Assoc Prof Daniel Goh Pei Siong
Non-Constituency Member of Parliament
To ask the Minister for Social and Family Development
(a) in each of the last five years, how many applications for personal protection orders have the Family Justice Courts received; and
(b) how many orders have been issued; and (c) what is the breakdown of the orders issued in terms of the family relationship between the complainant and respondent.
(c) in each of the last five years, how many cases of family violence have the Family Services Centres and the Family Violence Specialist Centres handled; and
(d) what is the breakdown of the cases in terms of the family relationship between the abuser and victim.
Victims affected by family violence may seek assistance and support at various touch points, including MSF-funded Family Service Centres (FSCs) and Family Violence Specialist Centres (FVSCs). Family violence may co-exist with other issues such as family and marital disputes.
Over the last five years, FSCs reported an average of 1,400 cases annually where family violence was one of the presenting problems. FSCs may refer cases to the three FVSCs for more specialised intervention. Victims can also approach the FVSCs directly. In recent years, FVSCs have worked on an average of 900 family violence cases annually.
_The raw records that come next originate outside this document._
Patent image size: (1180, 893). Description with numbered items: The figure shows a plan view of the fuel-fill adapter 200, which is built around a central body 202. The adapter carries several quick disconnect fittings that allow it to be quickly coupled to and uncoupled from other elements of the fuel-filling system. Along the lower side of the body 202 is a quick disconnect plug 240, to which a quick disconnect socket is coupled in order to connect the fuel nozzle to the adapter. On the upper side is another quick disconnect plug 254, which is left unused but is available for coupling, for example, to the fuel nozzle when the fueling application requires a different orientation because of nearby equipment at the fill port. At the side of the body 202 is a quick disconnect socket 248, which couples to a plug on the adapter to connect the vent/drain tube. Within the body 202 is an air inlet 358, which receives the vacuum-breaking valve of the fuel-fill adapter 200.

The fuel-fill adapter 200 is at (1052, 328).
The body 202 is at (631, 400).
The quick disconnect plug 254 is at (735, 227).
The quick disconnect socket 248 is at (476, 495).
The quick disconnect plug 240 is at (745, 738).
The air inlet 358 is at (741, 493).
Persons who require legal protection in addition to community support can apply for a Personal Protection Order (PPO) at the Family Justice Courts. Over the last five years, the Family Justice Courts received an average of about 3,000 PPO applications annually. An average of 1,200 applications (or about 40% of applications) were issued with an order each year. The remaining applications were withdrawn, struck out or dismissed. The details are provided in Table 1.
Table 1: PPO Applications and PPO Applications with an Order Issued (2011-2015)
|No. of PPO applications
|No. of PPO applications with an order issued
On average, 72% of the PPOs issued were made against the applicant’s spouse or former spouse (mainly husband or ex-husband). About 11% of orders were made against children/children-in-law. Orders made against siblings, parents and other relatives made up the rest. While detailed breakdowns are not available for the FSC and FVSC cases, the profiles are broadly similar.